Clearly this is a tough situation for homeowners who need to decide whether or not this makes more sense to keep paying on their underwater mortgage in order to strategically default, just as any company does when it is confronted with an underwater investment.

It's a hard situation for neighborhoods when houses are getting boarded up and trashed due to foreclosures-which just drags property values down more.

And it is hard for city governments as they are losing all that tax revenue from property taxes.

But if you're dealing with an underwater mortgage, the first people you have to look out for are yourself and your loved ones. If you decide to leave and strategically default in your mortgage, you can wind up remaining in your house rent-free for possibly as much as 2 years.

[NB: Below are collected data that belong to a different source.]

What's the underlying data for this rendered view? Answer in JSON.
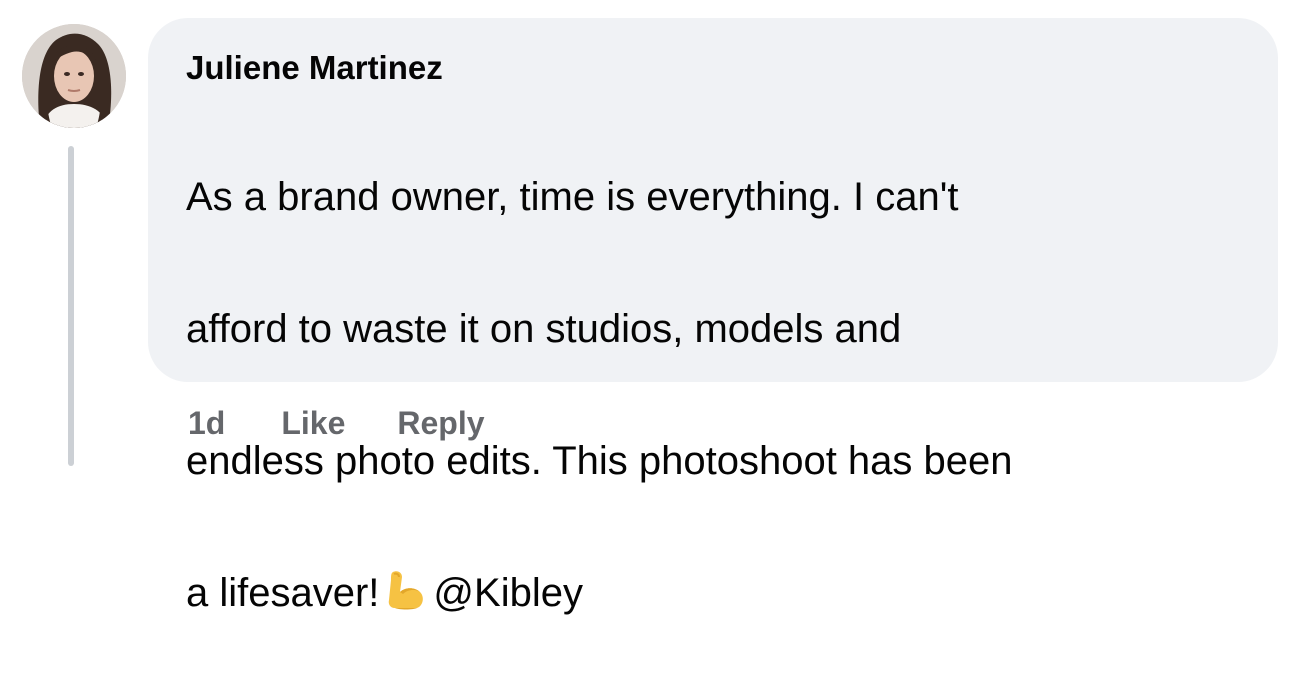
{
  "comment": {
    "author": "Juliene Martinez",
    "text_lines": [
      "As a brand owner, time is everything. I can't",
      "afford to waste it on studios, models and",
      "endless photo edits. This photoshoot has been",
      "a lifesaver!"
    ],
    "emoji": "flexed-biceps-emoji",
    "mention": "@Kibley",
    "actions": {
      "time": "1d",
      "like_label": "Like",
      "reply_label": "Reply"
    }
  },
  "colors": {
    "bubble_background": "#f0f2f5",
    "text": "#050505",
    "secondary_text": "#65676b",
    "thread_line": "#ccd0d5"
  }
}
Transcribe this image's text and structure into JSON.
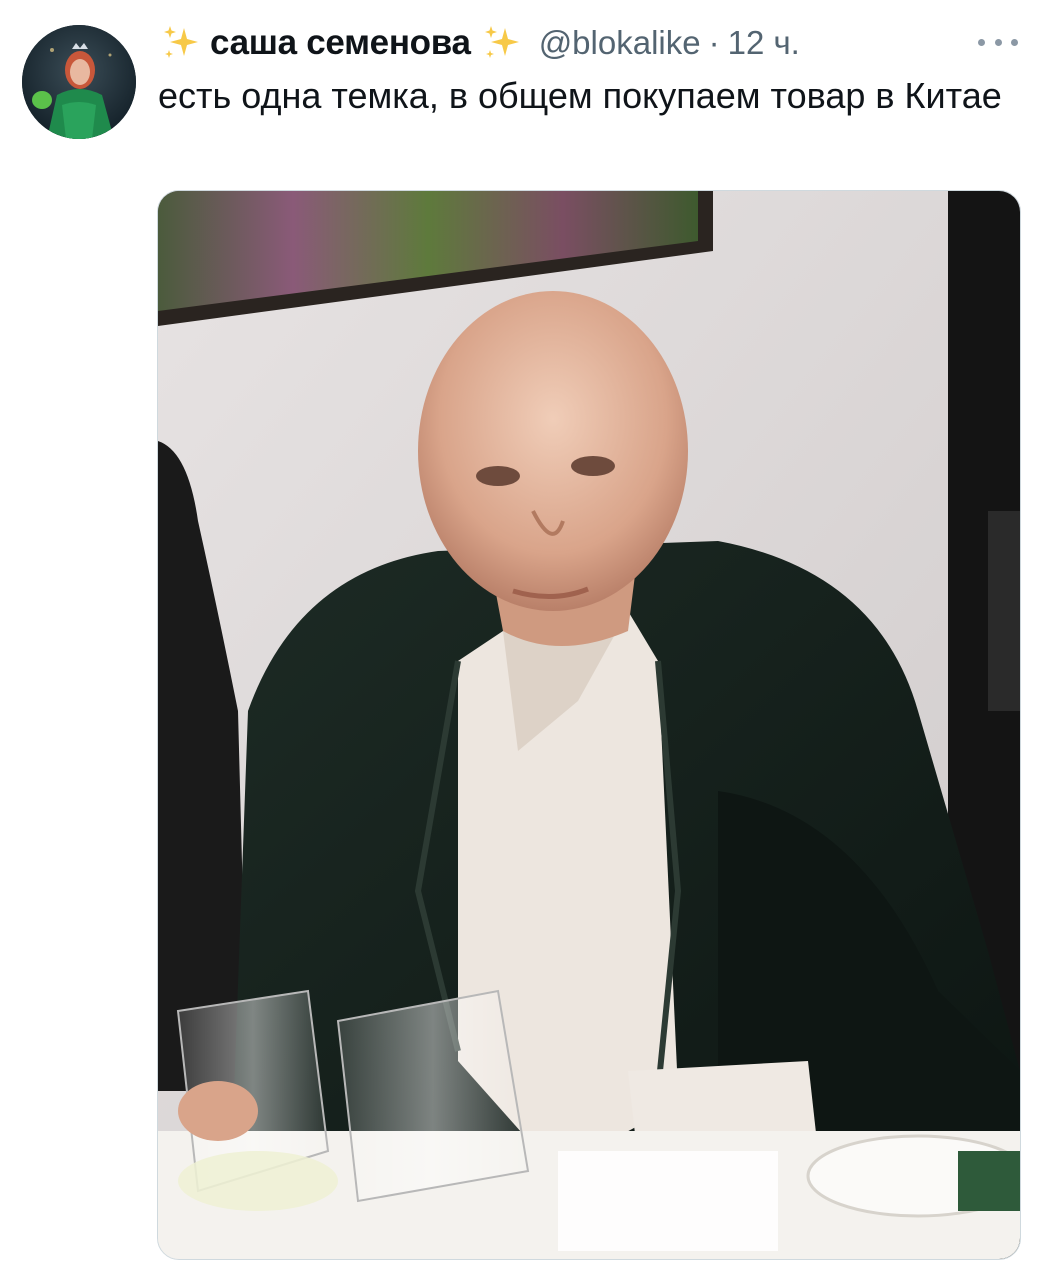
{
  "tweet": {
    "author": {
      "display_name": "саша семенова",
      "handle": "@blokalike",
      "avatar_icon": "avatar-image"
    },
    "separator": "·",
    "time": "12 ч.",
    "more_icon": "more-horizontal-icon",
    "name_decoration_icon": "sparkles-icon",
    "text": "есть одна темка, в общем покупаем товар в Китае",
    "media": {
      "type": "photo",
      "icon": "photo-image"
    }
  },
  "colors": {
    "text_primary": "#0f1419",
    "text_secondary": "#536471",
    "sparkle": "#f7c948",
    "border": "#cfd9de"
  }
}
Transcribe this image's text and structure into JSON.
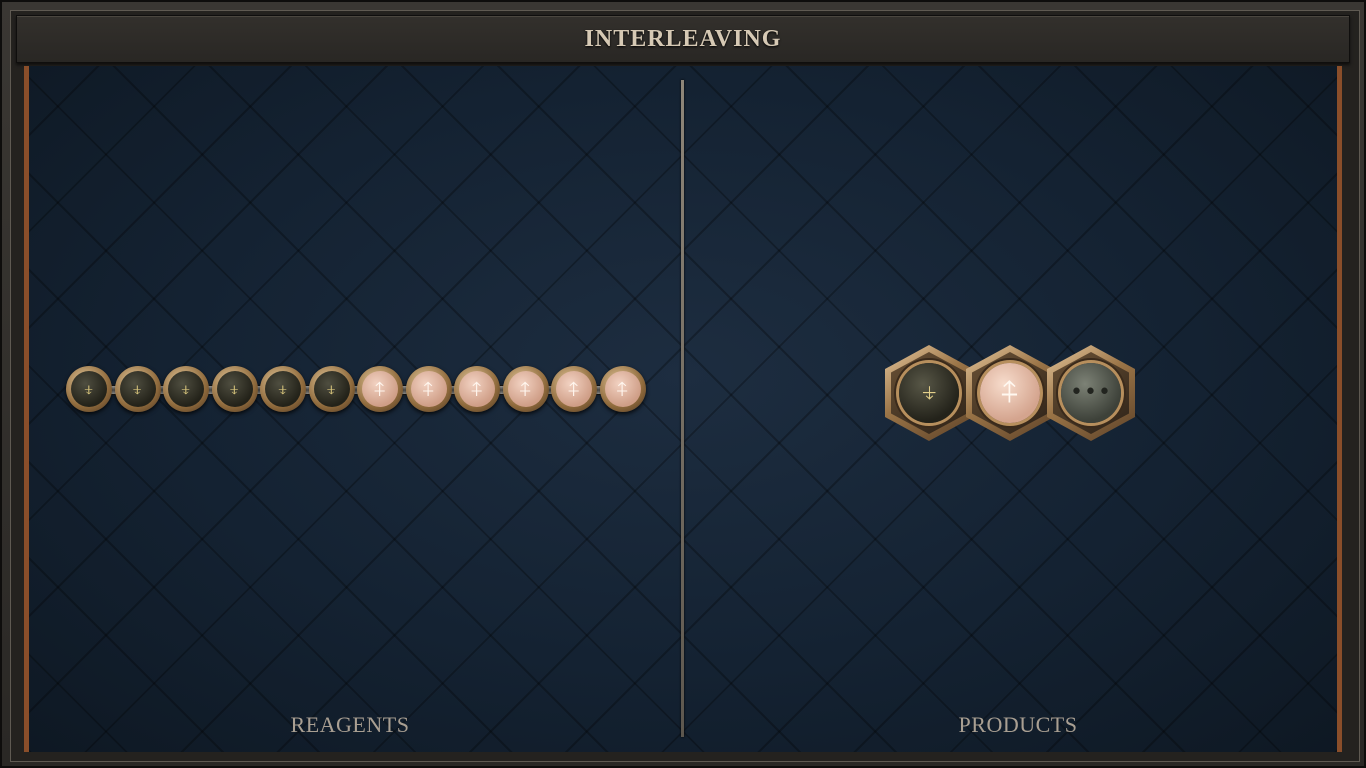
{
  "header": {
    "title": "INTERLEAVING"
  },
  "panels": {
    "left_label": "REAGENTS",
    "right_label": "PRODUCTS"
  },
  "reagents": [
    {
      "type": "down-glyph",
      "tone": "dark",
      "glyph": "⍖"
    },
    {
      "type": "down-glyph",
      "tone": "dark",
      "glyph": "⍖"
    },
    {
      "type": "down-glyph",
      "tone": "dark",
      "glyph": "⍖"
    },
    {
      "type": "down-glyph",
      "tone": "dark",
      "glyph": "⍖"
    },
    {
      "type": "down-glyph",
      "tone": "dark",
      "glyph": "⍖"
    },
    {
      "type": "down-glyph",
      "tone": "dark",
      "glyph": "⍖"
    },
    {
      "type": "up-glyph",
      "tone": "light",
      "glyph": "⍏"
    },
    {
      "type": "up-glyph",
      "tone": "light",
      "glyph": "⍏"
    },
    {
      "type": "up-glyph",
      "tone": "light",
      "glyph": "⍏"
    },
    {
      "type": "up-glyph",
      "tone": "light",
      "glyph": "⍏"
    },
    {
      "type": "up-glyph",
      "tone": "light",
      "glyph": "⍏"
    },
    {
      "type": "up-glyph",
      "tone": "light",
      "glyph": "⍏"
    }
  ],
  "products": [
    {
      "type": "down-glyph",
      "tone": "dark",
      "glyph": "⍖"
    },
    {
      "type": "up-glyph",
      "tone": "light",
      "glyph": "⍏"
    },
    {
      "type": "ellipsis",
      "tone": "grey",
      "glyph": "•••"
    }
  ],
  "colors": {
    "board": "#142130",
    "rim": "#8a4e2a",
    "title": "#d6c9b4",
    "label": "#a99f92"
  }
}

By doing this everyone wins just a little. You keep maintaining the home therefore the mortgage company doesn't have to. You may need to keep paying the taxes during that time, but that can help keep city services going. And your neighbors won't need to take popular on their own property values while you're waiting out your default period. You may even have the ability to negotiate a short sale together with your lender so the home is never empty!

And while you're remaining in your home payment-free, it can save you up for your life after your foreclosure or short sale. Quite simply, you will not be throwing a nice income after bad.

In a nutshell, then, an underwater mortgage presents homeowners with tough decisions. That's not to totally win here. But you could possibly get out with much of your finances intact and become a little assistance to other people and community while you are doing it. So, really, if you're within an underwater mortgage this is not a life-or-death situation-unless you let it be one.